A new seven-sentence short story: The Quantum Beast

Earlier today, as part of this year’s online version of When Words Collide, the great annual writing conference in Calgary, I led about forty writers through the Seven-Sentence Short Story exercise, created by science fiction and fantasy author (and former English teacher) James Van Pelt, who was on hand and took part himself!

I’ve used this as an exercise several times now in writing classes and workshops, and always have a blast.

Here’s how it works:

1. Introduce what the main character wants and the first action he/she takes to accomplish that goal.

2. The results of the action the character takes in sentence #1 has to make the situation worse. The character should be further from the goal now.

3. Based on the new situation, the character takes a second action to accomplish the goal.

4. The result of the second action the character takes, from sentence #3, is to make the situation worse. The character should be even further from the goal now.

5. Based on the new situation, the character takes a third and final action to accomplish the goal.

6. The third action either accomplishes the character’s goal, fails to accomplish the goal, or there is an unusual but oddly satisfying different result of the last action.

7. The denouement. This sentence wraps up the story. It could tell the reader how the character felt about the results, or provide a moral, or tell how the character’s life continued on.

And here’s the story I wrote:

The Quantum Beast
By Edward Willett

Anderson flung himself from the edge of the battlements without a second thought, confident that his personal antigravity belt would prevent him from dashing his brains against the sharp black rocks at the bottom of the wall, and knowing this was the only way he could hope to escape the swelling mass of the quantum beast emerging through the gaping portal of the failed interstellar transport gate.

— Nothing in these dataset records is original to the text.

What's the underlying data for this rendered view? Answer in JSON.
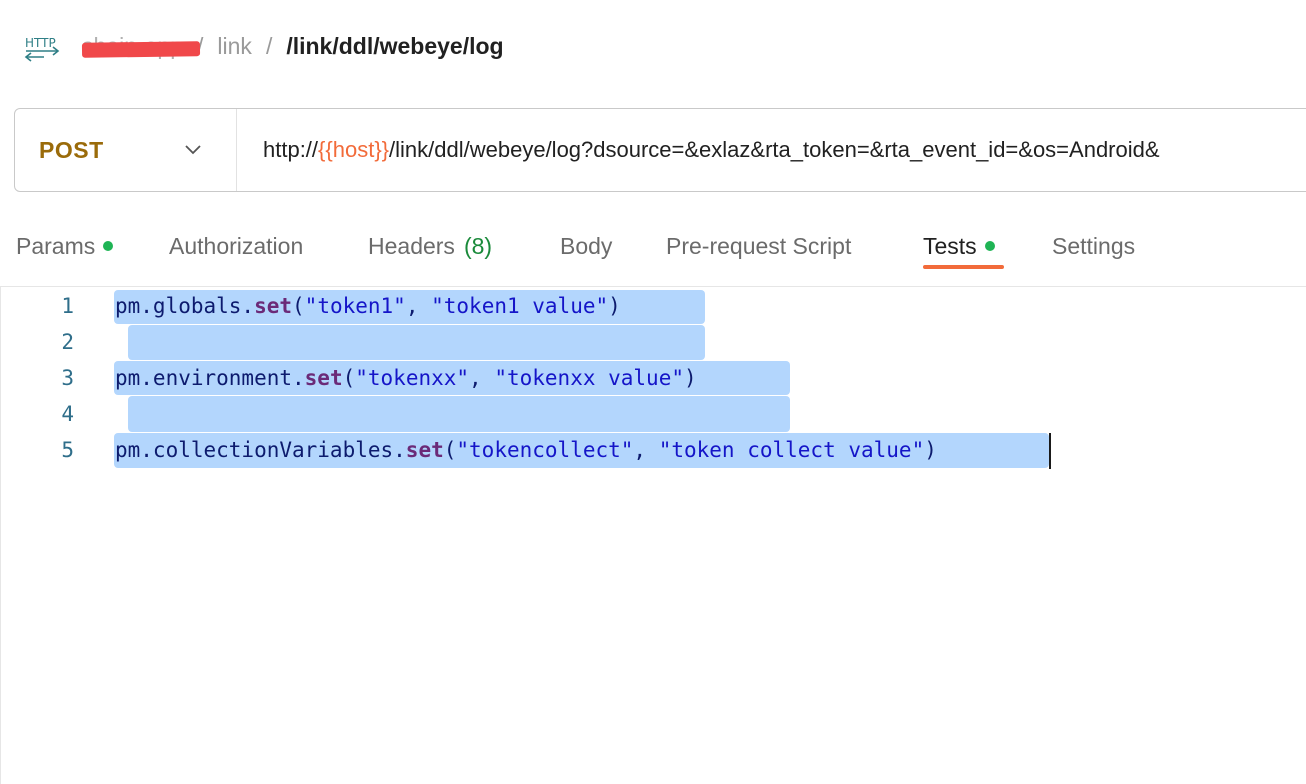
{
  "breadcrumb": {
    "icon": "http-request-icon",
    "collection": "shein-app",
    "folder": "link",
    "request": "/link/ddl/webeye/log",
    "separator": "/"
  },
  "request": {
    "method": "POST",
    "url_prefix": "http://",
    "url_variable": "{{host}}",
    "url_rest": "/link/ddl/webeye/log?dsource=&exlaz&rta_token=&rta_event_id=&os=Android&"
  },
  "tabs": [
    {
      "label": "Params",
      "dot": true
    },
    {
      "label": "Authorization"
    },
    {
      "label": "Headers",
      "count": "(8)"
    },
    {
      "label": "Body"
    },
    {
      "label": "Pre-request Script"
    },
    {
      "label": "Tests",
      "dot": true,
      "active": true
    },
    {
      "label": "Settings"
    }
  ],
  "editor": {
    "lines": [
      {
        "n": "1",
        "obj": "pm.globals.",
        "fn": "set",
        "open": "(",
        "a1": "\"token1\"",
        "sep": ", ",
        "a2": "\"token1 value\"",
        "close": ")"
      },
      {
        "n": "2"
      },
      {
        "n": "3",
        "obj": "pm.environment.",
        "fn": "set",
        "open": "(",
        "a1": "\"tokenxx\"",
        "sep": ", ",
        "a2": "\"tokenxx value\"",
        "close": ")"
      },
      {
        "n": "4"
      },
      {
        "n": "5",
        "obj": "pm.collectionVariables.",
        "fn": "set",
        "open": "(",
        "a1": "\"tokencollect\"",
        "sep": ", ",
        "a2": "\"token collect value\"",
        "close": ")"
      }
    ]
  },
  "colors": {
    "method": "#9a6b0a",
    "variable": "#f26b3a",
    "active_tab_underline": "#f26b3a",
    "status_dot": "#1fb455",
    "selection": "#b3d6fd"
  }
}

It would have worked, too, had he not been a split second too late: the quantum beast thrust out one transdimensional tentacle and altered the laws of physics in the bubble of reality containing Anderson, so that his antigravity belt no longer functioned as an antigravity belt, but as a gravity-enhancement device—effectively, quadrupling his weight.

As Anderson accelerated toward certain death, he frantically slapped at the quick-release of the antigravity belt, hoping he had judged the new physical laws correctly: and sure enough, without the now pro-gravity belt pulling at him, rather than plunge, he bobbed upward again, like a soap bubble, the wind blowing him in the direction he wanted to go—away from the still-swelling quantum beast, limned with impossible-to-name colours and beginning to make a sound that made his bones itch.

He should have foreseen it: the wind, though it had been blowing a gale all day in the direction he wanted to go, now reversed, as the quantum beast’s maw gaped wide and it began to draw all of local reality into itself.

Still feather-light, he was sucked back toward the beast, the not-of-this-reality colours threatening his sight and his sanity—but having failed to escape, this was his only possible path to salvation: he pointed his head downward and, flailing his arms like a pigeon, flew down toward the bright white line of the interstellar transport gate, and the glowing red button of the emergency cutoff system beside it.

He reached it, but the bubble of alternative reality surrounding him surrounded it, too, so that, when he slammed his fist against the red cutoff button, rather than disabling the malfunctioning gate, it caused it to switch to emergency overload power—which, in its failed state, was…catastrophic.

The spacetime rift within the gate burst from its containment, opening wide and wider, running with superluminal speed straight up and straight down from its origin, splitting the universe apart like a tear in a piece of rotten cloth, and as reality unraveled around him, Anderson had a sudden sense of déjà vu: for the quantum beast was his own consciousness, fighting against time’s arrow to return from the devastated future (if that term had any meaning any longer), and the attack had been his own effort to warn himself about what was about to happen, and once again, as it had an infinitude of times before and would an infinitude of times to come, it had failed.